I recently spoke with a Googler friend (not an engineer) who told me that Go adoption within Google itself is quite limited.
Is that actually the case? Beside the very team that maintains the language, what other teams/products do use Go as their main programming language?
6 comments
[ 4.0 ms ] story [ 22.0 ms ] threadGoogle has the disadvantage of history: a lot of the primary products were written before Go came out, and a lot of the newer products are spin-outs from existing codebases. It's very difficult to switch the language of a large existing codebase, and particularly difficult to switch the language to Go (because its runtime is incompatible with C++ and the JVM). You pretty much need a clean-sheet project, which occurs when there's a new microservice that talks via RPC, but almost never occurs in a primary consumer-facing product.

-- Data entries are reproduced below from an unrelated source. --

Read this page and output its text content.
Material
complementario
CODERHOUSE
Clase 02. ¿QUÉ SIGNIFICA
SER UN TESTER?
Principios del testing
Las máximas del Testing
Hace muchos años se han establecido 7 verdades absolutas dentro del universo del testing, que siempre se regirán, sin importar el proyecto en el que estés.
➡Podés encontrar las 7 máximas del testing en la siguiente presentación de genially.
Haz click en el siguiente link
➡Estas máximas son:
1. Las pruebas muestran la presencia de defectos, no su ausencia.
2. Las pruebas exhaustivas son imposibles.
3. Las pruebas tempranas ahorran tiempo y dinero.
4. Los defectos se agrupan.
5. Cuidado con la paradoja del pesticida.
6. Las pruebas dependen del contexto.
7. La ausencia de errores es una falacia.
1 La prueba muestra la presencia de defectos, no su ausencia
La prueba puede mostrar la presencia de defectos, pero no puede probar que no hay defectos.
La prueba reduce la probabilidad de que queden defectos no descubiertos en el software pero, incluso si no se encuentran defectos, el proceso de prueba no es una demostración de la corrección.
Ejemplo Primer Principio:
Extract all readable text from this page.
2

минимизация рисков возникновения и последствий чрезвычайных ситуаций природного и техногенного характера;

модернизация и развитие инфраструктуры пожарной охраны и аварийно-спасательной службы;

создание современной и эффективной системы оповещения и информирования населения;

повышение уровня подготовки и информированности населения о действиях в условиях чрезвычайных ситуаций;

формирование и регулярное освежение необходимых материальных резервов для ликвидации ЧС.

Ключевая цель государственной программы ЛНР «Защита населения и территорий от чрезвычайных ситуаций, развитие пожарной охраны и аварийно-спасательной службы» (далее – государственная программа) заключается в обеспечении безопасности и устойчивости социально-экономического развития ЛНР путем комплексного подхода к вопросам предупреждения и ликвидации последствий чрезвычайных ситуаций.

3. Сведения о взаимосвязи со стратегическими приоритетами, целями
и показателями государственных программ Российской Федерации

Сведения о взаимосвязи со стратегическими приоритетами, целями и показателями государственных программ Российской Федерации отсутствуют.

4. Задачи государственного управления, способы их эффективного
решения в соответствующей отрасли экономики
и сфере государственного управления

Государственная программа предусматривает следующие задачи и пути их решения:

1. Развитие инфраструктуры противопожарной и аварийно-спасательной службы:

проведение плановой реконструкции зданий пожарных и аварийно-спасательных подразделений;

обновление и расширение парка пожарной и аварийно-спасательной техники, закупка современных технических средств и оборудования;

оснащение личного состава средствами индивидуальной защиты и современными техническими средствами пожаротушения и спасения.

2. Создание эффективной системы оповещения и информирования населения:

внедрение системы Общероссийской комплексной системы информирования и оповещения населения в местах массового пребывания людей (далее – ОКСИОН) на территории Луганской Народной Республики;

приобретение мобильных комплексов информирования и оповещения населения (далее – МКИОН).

Most good devs - and basically all devs who make it to L5+ (Senior SWE) - will end up working in multiple languages, though. There are a bunch of proprietary ones as well, some of which are open-source (like Protobufs and Bazel) and a few I'm not at liberty to discuss. L6+ your soft skills (communication, EQ, management, prioritization) become more important than your technical skills.
I’m curious about the split between where C++ is often found and where Java is used.
Is it more like less latency critical (or compute cost) services are in Java, and things like Search core are C++? Are there legacy reasons for one over the other?
If you were going to spend time gaining experience in Java or C++, with a long term plan of working on something really interesting and high impact there, which would it be?